Teaching

Office Hours

All office hours will be held online via Zoom. A link has been posted in the announcements section of iLearn.

  • Wednesday, 2–4 pm
  • Thursday, 5:30–6:30 pm

My Wednesday office hours are primarily for students in Math 005, while the Thursday office hours are primarily for students in Math 151C. Those students will be given priority at those times, though everyone is welcome to attend.


Math 005.003 (Dr. David Weisbart, primary instructor)

Discussion sections meet on Monday and Wednesday at 11–11:50 am via Zoom. The link has been posted in the announcements section of iLearn.

A colleague of mine suggested that the website webwhiteboard.com might be useful for collaboration. I have not used this website myself, but it appears that you can create a shared workspace which can be edited by anyone with an appropriate link. This might make it easier to share ideas during discussion.

Notes


Math 151C.002 (Dr. Bin Sun, primary instructor)

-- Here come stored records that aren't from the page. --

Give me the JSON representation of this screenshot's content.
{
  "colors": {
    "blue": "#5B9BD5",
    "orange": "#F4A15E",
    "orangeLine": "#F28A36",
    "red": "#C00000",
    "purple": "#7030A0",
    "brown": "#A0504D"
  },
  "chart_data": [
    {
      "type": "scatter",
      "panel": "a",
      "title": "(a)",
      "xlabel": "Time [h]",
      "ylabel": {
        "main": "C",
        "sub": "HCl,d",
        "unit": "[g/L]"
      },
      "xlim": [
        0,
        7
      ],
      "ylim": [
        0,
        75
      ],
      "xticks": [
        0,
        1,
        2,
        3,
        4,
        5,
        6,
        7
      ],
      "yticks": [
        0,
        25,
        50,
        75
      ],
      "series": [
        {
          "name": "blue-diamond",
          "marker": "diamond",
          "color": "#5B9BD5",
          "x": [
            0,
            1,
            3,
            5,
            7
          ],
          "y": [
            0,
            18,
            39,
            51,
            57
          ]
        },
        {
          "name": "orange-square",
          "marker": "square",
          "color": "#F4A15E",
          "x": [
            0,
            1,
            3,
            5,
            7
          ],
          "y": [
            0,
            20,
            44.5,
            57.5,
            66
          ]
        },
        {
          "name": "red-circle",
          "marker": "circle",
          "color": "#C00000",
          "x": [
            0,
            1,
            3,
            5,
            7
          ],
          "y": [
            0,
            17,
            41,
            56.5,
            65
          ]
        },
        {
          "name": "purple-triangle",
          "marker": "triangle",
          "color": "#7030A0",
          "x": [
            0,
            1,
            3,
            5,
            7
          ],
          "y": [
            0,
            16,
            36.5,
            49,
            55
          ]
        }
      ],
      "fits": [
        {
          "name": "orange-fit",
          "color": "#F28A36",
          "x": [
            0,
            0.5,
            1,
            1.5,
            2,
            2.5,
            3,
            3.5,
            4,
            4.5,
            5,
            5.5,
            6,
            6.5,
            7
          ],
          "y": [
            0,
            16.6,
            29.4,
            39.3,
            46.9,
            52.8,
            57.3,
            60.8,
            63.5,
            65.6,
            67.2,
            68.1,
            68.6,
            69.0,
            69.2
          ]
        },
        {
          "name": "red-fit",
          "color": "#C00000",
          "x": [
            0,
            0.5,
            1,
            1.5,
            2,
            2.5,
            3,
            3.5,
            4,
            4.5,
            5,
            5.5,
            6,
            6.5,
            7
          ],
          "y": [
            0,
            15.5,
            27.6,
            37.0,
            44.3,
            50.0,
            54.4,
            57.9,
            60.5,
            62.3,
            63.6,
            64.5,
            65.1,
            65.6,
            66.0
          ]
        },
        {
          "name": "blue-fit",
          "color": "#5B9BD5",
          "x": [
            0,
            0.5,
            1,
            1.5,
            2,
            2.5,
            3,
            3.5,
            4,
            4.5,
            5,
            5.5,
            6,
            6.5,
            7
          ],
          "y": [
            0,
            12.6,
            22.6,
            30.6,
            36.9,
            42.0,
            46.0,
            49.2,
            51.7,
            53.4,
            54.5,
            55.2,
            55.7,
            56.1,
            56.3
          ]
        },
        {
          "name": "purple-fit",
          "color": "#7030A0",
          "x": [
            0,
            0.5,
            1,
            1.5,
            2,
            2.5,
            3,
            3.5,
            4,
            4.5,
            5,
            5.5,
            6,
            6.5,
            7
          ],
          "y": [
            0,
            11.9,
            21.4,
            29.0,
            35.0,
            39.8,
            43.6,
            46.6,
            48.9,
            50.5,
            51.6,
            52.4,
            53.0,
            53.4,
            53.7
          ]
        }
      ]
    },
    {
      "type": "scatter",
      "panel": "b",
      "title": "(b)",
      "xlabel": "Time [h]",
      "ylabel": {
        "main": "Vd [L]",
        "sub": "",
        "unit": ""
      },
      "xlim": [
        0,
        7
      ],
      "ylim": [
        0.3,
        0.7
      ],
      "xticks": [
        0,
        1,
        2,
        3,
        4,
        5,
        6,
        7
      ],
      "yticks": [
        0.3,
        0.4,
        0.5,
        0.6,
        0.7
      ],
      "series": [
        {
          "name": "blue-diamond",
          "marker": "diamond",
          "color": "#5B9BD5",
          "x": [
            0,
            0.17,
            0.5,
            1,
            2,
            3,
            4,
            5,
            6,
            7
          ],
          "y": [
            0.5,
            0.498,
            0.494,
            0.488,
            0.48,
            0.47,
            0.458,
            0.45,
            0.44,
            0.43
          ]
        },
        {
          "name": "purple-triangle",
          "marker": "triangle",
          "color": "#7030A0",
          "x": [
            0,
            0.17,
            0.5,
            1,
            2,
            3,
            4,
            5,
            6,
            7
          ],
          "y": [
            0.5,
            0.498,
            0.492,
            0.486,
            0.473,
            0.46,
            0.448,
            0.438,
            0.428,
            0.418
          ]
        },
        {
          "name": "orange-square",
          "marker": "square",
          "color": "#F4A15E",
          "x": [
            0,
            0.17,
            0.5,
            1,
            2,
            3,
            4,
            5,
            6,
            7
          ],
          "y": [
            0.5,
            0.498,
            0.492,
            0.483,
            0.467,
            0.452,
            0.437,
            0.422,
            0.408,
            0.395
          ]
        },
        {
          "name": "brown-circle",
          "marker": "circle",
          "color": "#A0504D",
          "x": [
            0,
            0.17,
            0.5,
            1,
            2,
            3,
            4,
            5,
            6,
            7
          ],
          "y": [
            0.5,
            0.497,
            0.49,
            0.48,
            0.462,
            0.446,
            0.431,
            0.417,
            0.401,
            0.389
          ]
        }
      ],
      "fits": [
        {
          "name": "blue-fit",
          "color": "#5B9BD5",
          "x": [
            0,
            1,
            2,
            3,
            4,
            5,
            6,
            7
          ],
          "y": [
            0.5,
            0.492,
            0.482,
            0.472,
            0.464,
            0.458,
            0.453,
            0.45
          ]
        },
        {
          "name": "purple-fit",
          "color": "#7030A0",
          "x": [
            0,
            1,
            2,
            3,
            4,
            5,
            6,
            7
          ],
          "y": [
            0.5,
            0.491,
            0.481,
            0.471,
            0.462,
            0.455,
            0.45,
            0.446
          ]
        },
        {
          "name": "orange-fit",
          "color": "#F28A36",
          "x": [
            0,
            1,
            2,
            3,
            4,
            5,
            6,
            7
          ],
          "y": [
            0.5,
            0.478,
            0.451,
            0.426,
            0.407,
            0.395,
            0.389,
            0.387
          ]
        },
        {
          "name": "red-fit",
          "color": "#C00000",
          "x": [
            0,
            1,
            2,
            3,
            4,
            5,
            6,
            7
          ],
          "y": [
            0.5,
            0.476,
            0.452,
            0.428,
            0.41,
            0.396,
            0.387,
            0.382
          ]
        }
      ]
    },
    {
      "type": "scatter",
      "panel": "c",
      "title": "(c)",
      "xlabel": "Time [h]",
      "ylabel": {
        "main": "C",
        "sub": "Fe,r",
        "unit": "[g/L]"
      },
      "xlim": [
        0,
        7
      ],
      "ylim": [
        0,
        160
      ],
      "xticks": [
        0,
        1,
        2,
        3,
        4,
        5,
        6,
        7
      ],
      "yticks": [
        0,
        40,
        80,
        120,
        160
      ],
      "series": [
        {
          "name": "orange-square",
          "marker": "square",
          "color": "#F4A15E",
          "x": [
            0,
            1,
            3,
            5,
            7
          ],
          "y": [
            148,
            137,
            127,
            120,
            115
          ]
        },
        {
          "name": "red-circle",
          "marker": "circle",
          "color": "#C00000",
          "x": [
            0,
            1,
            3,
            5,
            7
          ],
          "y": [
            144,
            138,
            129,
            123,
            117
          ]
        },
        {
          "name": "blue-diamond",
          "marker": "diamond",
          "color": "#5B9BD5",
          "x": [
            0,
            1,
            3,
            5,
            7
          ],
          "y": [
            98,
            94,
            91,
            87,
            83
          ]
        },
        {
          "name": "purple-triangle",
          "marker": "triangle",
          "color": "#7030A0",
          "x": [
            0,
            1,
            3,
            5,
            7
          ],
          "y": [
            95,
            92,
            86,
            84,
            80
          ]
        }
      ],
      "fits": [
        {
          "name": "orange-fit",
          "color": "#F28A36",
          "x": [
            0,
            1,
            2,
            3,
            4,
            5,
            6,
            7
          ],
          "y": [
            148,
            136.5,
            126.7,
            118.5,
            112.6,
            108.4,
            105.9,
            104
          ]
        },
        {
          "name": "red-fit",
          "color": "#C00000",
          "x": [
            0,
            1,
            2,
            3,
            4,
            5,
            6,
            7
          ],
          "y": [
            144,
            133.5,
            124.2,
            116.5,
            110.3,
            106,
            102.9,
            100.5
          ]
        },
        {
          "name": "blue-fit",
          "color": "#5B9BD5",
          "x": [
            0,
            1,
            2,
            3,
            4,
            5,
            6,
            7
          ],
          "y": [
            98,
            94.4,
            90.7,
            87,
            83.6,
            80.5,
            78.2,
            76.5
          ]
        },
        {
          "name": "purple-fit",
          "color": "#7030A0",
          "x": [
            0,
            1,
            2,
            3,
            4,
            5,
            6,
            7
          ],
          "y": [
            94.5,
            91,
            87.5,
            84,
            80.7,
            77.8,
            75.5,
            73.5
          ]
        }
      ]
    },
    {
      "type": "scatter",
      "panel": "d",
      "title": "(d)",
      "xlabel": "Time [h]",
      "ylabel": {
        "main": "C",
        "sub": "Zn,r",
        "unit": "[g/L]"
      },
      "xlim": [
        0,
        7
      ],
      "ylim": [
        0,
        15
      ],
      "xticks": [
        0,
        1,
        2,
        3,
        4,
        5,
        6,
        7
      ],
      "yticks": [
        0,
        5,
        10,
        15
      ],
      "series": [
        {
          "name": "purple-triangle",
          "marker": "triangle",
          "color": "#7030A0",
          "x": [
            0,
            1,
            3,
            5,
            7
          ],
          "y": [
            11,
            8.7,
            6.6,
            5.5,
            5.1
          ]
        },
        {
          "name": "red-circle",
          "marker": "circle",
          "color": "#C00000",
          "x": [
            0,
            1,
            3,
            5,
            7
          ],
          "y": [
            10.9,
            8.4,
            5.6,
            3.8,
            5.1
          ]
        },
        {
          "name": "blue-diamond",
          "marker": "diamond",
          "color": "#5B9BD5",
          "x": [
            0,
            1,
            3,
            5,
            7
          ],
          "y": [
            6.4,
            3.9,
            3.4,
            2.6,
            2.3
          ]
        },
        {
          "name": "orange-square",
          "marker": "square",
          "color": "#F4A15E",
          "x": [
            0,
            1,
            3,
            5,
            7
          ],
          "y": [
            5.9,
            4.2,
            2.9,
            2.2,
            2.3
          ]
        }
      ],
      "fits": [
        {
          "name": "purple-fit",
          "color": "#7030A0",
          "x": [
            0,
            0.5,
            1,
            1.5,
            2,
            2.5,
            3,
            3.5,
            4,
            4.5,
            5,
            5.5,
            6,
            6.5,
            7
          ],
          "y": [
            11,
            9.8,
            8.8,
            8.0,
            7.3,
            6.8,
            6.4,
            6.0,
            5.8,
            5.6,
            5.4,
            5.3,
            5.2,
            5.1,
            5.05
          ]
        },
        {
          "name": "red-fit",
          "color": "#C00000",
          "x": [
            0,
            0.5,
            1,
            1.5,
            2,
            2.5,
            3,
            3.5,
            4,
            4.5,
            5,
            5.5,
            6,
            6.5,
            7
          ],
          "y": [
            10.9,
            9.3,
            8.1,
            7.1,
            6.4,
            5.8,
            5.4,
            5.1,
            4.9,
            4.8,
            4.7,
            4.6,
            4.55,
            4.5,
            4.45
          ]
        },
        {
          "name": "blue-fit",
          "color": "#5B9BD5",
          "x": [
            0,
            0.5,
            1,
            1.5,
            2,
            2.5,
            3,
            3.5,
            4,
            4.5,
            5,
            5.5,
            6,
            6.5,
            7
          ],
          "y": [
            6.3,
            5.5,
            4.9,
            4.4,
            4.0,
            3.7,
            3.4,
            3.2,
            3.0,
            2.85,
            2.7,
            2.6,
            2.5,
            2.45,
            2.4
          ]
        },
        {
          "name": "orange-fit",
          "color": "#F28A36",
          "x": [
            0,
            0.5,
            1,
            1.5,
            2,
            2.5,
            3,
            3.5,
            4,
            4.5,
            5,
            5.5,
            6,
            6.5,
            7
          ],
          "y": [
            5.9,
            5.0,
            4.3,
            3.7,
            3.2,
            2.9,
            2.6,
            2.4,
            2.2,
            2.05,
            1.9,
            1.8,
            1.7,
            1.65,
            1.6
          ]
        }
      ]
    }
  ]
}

Discussion sections meet on Wednesday at 12–12:50 pm via Zoom. The link has been posted in the announcements section of iLearn.

Notes

Other Files

  • Solution to Problem 8.20: many of you struggled with Rudin’s approximation of Stirling’s formula. In particular, it was clear that there was not a lot of intuition happening, which is a shame, as the exercise is motivated by a couple of very nice, intuitive ideas. I’ve written up a (long, possibly overly detailed) set of notes on that problem, which you may or may not find helpful.
  • A Norm Satisfying the Parallelogram Law Induces an Inner Product: in discussion, there were questions about an inner product coming from a norm which satisfies the parallelogram law. I have written up some notes on this problem. The first part of the notes develops the polarization identity, while the second part discusses how to verify that the polarization identity gives you an inner product. The key step is showing that \[(u_1 + u_2, v) = (u_1, v) + (u_2, v), \] which follows from the parallelogram law. It then remains to show that \((\lambda u,v) = \lambda(u,v)\) for all \(\lambda\in\mathbb{C}\). For integers, use an induction argument. Rationals follow from a scaling argument, and reals by the density of the rationals. Finally, show that it works for complex \(\lambda\).

Math 194

Our goal this quarter is to read and understand as much of Hutchinson’s 1981 paper Fractals and Self Similarity as we can.